SVB gave good insight on such issues. Hmmm, we should have gained this knowledge at 20s !
Next 3 or 4 days it is supposed to take up to SPX 4050 (nothing guaranteed, remember nothing guaranteed as future is always unpredictable, everything is guess/hope only).
True, you need have trading strategy and do not buy/dca and hold long days.
You have seen the above diagram I showed you, market may go like that wave. The only way to make money is buy at low and sell when it jumps certain percentage and wait for next low.
For example, my partner and I discussed this few days before. If TQQQ jumps over 25% from the current bottom, it is good to sell 30% of holding, when it goes above sell another 30% and further goes up sell all.
Same way, for DPST, we set 40% mark to sell 30%, then 60% to sell another 30% like that.
These percentages or formula changes then and there, depending on our review.
Now, I am trying to automate it, hands free, but too hard for me to automate such complex market conditions.
I know what you mean.

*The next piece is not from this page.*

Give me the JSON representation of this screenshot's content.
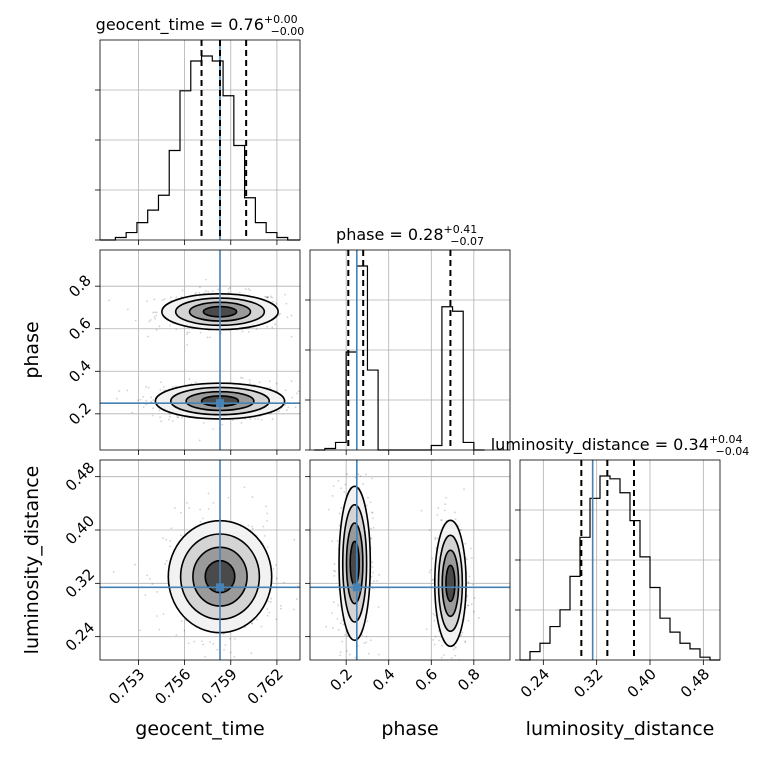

My cost basis for TQQQ is 18. I could’ve sold some meaningful amount when it hit 27 in Jan. I did not.
I keep selling covered calls and cash secured puts to manage the decay.
For example, ADBE and GLD May likely crash nicely soon. More than ADBE, GLD has higher probability of dropping/correction, but do not know how much they drop and when they drop!
Since I do not go for puts or shorting, I just ignore but wait until they crash for buying opportunity.
Btw: future is always unpredictable and do not trade anything based on this comments.